POR QUÊ?/¿POR QUÉ?/WHY?

Andrea: Numa cidade tão grande como São Paulo, a gente sempre fica muito perdido quando chega, sem saber pra onde ir. E um lugar que me trouxe segurança quando cheguei foi o Centro Cultural. Eu sabia que podia ficar aqui, me sentia tranquila, segura, e ao mesmo tempo podia ler, fazer um monte de coisas. Na verdade, o que mais me ensinou sobre São Paulo e sobre o Centro Cultural foram as aulas de dança. Eu sou de Santiago, uma cidade que até cinco anos tinha muito pouca imigração, pouca diversidade, e eu entrava aqui e tinha um monte de japoneses, velhinhos, pessoas em situação de rua, e todo mundo dançando junto, sem olhar com desconfiança pro outro. Isso é maravilhoso, pra mim foi muito bacana. O Centro Cultural, pra mim, representa a cidade, o coração da cidade, a diversidade.

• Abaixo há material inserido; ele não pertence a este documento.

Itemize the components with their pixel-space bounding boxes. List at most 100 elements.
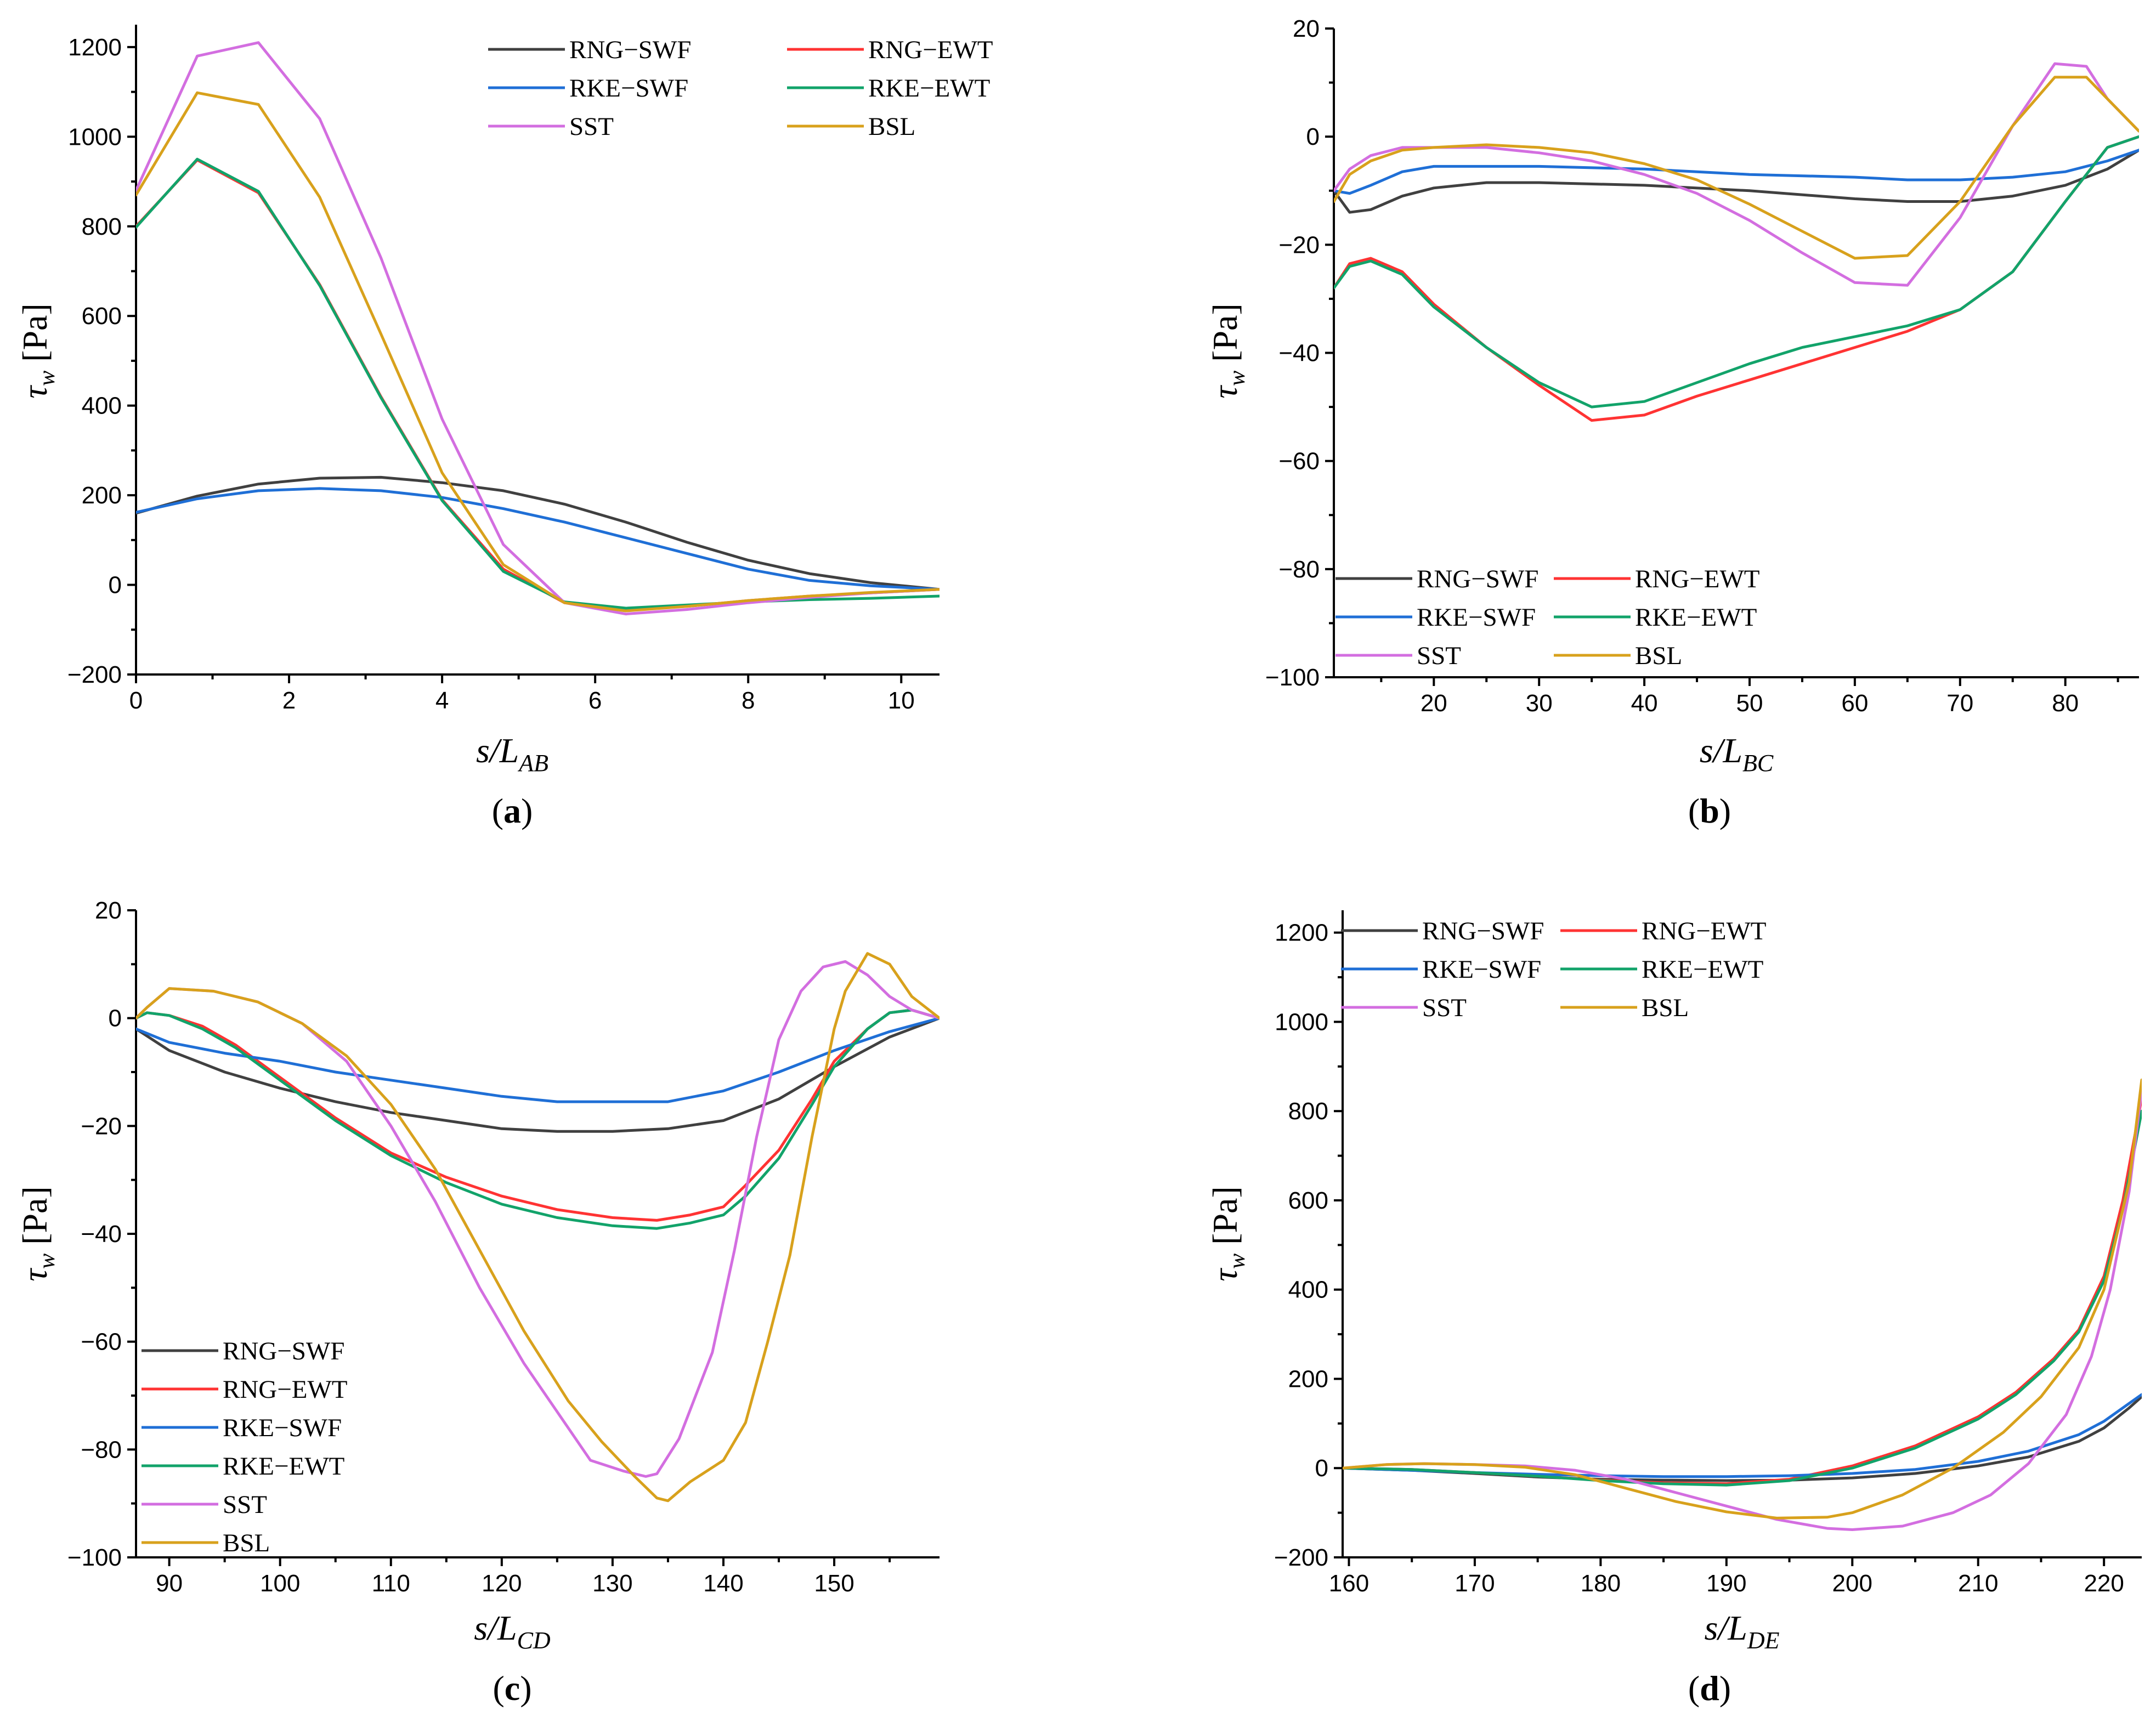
legend-label-rke-ewt: RKE−EWT (868, 74, 990, 103)
x-tick-label: 60 (1841, 690, 1868, 717)
x-tick-label: 80 (2052, 690, 2079, 717)
series-group (1334, 62, 2139, 422)
y-tick-label: 400 (1288, 1277, 1328, 1303)
legend-label-rng-swf: RNG−SWF (223, 1337, 344, 1365)
y-tick-label: 600 (1288, 1187, 1328, 1214)
y-tick-label: 200 (82, 482, 122, 509)
y-tick-label: 400 (82, 393, 122, 420)
series-line-sst (136, 41, 940, 616)
series-line-rng-ewt (136, 158, 940, 611)
x-tick-label: 6 (588, 687, 602, 714)
chart-panel-d: 160 170 180 190 200 210 220 −200 0 200 400 600 800 10… (1206, 910, 2142, 1708)
legend-label-rng-swf: RNG−SWF (1417, 565, 1538, 593)
x-tick-label: 120 (482, 1570, 522, 1597)
legend-label-rke-swf: RKE−SWF (569, 74, 688, 103)
legend-label-sst: SST (223, 1490, 267, 1519)
x-tick-label: 220 (2084, 1570, 2124, 1597)
y-tick-label: −20 (81, 1113, 122, 1140)
x-tick-label: 210 (1958, 1570, 1998, 1597)
series-line-bsl (136, 952, 940, 1503)
y-tick-label: −80 (1278, 556, 1320, 583)
series-line-rng-swf (136, 475, 940, 591)
legend-label-rke-ewt: RKE−EWT (1635, 603, 1757, 632)
y-tick-label: 0 (109, 572, 122, 599)
legend-label-rng-ewt: RNG−EWT (223, 1375, 348, 1404)
series-group (136, 952, 940, 1503)
x-tick-label: 90 (156, 1570, 183, 1597)
y-tick-label: −40 (81, 1221, 122, 1248)
y-tick-label: 600 (82, 303, 122, 330)
x-tick-label: 30 (1526, 690, 1553, 717)
legend-label-bsl: BSL (223, 1529, 270, 1557)
series-line-rng-ewt (136, 1008, 940, 1222)
series-line-rke-ewt (136, 157, 940, 610)
legend-label-rng-ewt: RNG−EWT (1642, 917, 1767, 945)
series-line-bsl (1343, 1078, 2142, 1520)
series-line-rng-ewt (1334, 135, 2139, 422)
y-axis-title: τw [Pa] (15, 303, 60, 399)
x-tick-label: 10 (888, 687, 915, 714)
y-tick-label: 1000 (68, 123, 122, 150)
x-tick-label: 70 (1946, 690, 1973, 717)
panel-label: (a) (492, 791, 533, 830)
panel-label: (b) (1688, 791, 1731, 830)
legend-label-rng-swf: RNG−SWF (569, 36, 691, 64)
x-tick-label: 150 (814, 1570, 854, 1597)
legend-label-rke-swf: RKE−SWF (1417, 603, 1536, 632)
x-tick-label: 190 (1706, 1570, 1746, 1597)
y-tick-label: −100 (67, 1544, 122, 1571)
legend-label-rke-ewt: RKE−EWT (1642, 955, 1763, 984)
x-axis-title: s/LBC (1700, 731, 1774, 776)
y-tick-label: 0 (1315, 1455, 1328, 1482)
x-tick-label: 200 (1832, 1570, 1872, 1597)
series-line-rke-ewt (1343, 1109, 2142, 1487)
y-axis-title: τw [Pa] (15, 1186, 60, 1282)
y-axis-title: τw [Pa] (1206, 303, 1250, 399)
y-tick-label: 20 (1293, 15, 1320, 42)
legend-label-rng-swf: RNG−SWF (1422, 917, 1544, 945)
series-line-rke-swf (136, 1017, 940, 1103)
chart-panel-c: 90 100 110 120 130 140 150 −100 −80 −60 −40 −20 0 20 τ… (15, 897, 940, 1708)
legend-label-rke-ewt: RKE−EWT (223, 1452, 344, 1481)
x-tick-label: 110 (372, 1570, 410, 1597)
y-tick-label: −40 (1278, 340, 1320, 367)
legend: RNG−SWF RNG−EWT RKE−SWF RKE−EWT SST BSL (1336, 565, 1760, 670)
x-tick-label: 2 (282, 687, 296, 714)
y-tick-label: 800 (82, 213, 122, 240)
x-tick-label: 8 (742, 687, 755, 714)
x-tick-label: 100 (260, 1570, 300, 1597)
legend-label-rng-ewt: RNG−EWT (1635, 565, 1760, 593)
x-tick-label: 160 (1329, 1570, 1369, 1597)
x-tick-label: 50 (1736, 690, 1763, 717)
y-tick-label: 1200 (1275, 920, 1328, 946)
y-tick-label: −60 (81, 1329, 122, 1356)
x-tick-label: 140 (703, 1570, 743, 1597)
y-tick-label: 200 (1288, 1365, 1328, 1392)
y-tick-label: 0 (109, 1005, 122, 1032)
series-group (1343, 1078, 2142, 1531)
x-axis-title: s/LDE (1705, 1608, 1780, 1654)
series-line-sst (1334, 62, 2139, 287)
series-group (136, 41, 940, 616)
y-tick-label: −200 (1274, 1544, 1328, 1571)
legend: RNG−SWF RNG−EWT RKE−SWF RKE−EWT SST BSL (488, 36, 993, 141)
panel-label: (d) (1688, 1669, 1731, 1708)
x-axis-title: s/LAB (476, 731, 548, 776)
x-tick-label: 130 (592, 1570, 632, 1597)
series-line-rng-ewt (1343, 1096, 2142, 1486)
series-line-rke-ewt (136, 1008, 940, 1230)
legend: RNG−SWF RNG−EWT RKE−SWF RKE−EWT SST BSL (142, 1337, 348, 1557)
series-line-rng-swf (1334, 149, 2139, 214)
series-line-rke-swf (1334, 149, 2139, 195)
y-tick-label: 20 (95, 897, 122, 924)
y-tick-label: −20 (1278, 231, 1320, 258)
y-tick-label: 800 (1288, 1098, 1328, 1125)
series-line-rng-swf (136, 1017, 940, 1133)
series-line-rke-swf (136, 487, 940, 591)
y-tick-label: −80 (81, 1436, 122, 1463)
legend-label-sst: SST (1422, 994, 1467, 1022)
x-tick-label: 20 (1421, 690, 1447, 717)
series-line-bsl (136, 91, 940, 613)
x-tick-label: 40 (1631, 690, 1658, 717)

Andrea: En una ciudad tan grande como San Pablo una siempre queda muy perdida cuando llega, sin saber a dónde ir. Y un lugar que me daba seguridad cuando llegué fue el Centro Cultural. Yo sabía que podía estar aquí, me sentía tranquila, segura, y al mismo tiempo podía leer, hacer un montón de cosas. En verdad lo que más me enseñó sobre San Pablo y sobre el Centro Cultural fueron las clases de danza de salón. Yo soy de Santiago, una ciudad que hace cinco años tenía muy poca migración, poca diversidad, y entraba aquí y había un montón de japoneses, viejitos, personas en situación de calle y todos bailando juntos, sin mirar con desconfianza al otro. Eso es maravilloso, para mi fue muy importante. El Centro Cultural representa para mi la ciudad, el corazón de la ciudad, la diversidad.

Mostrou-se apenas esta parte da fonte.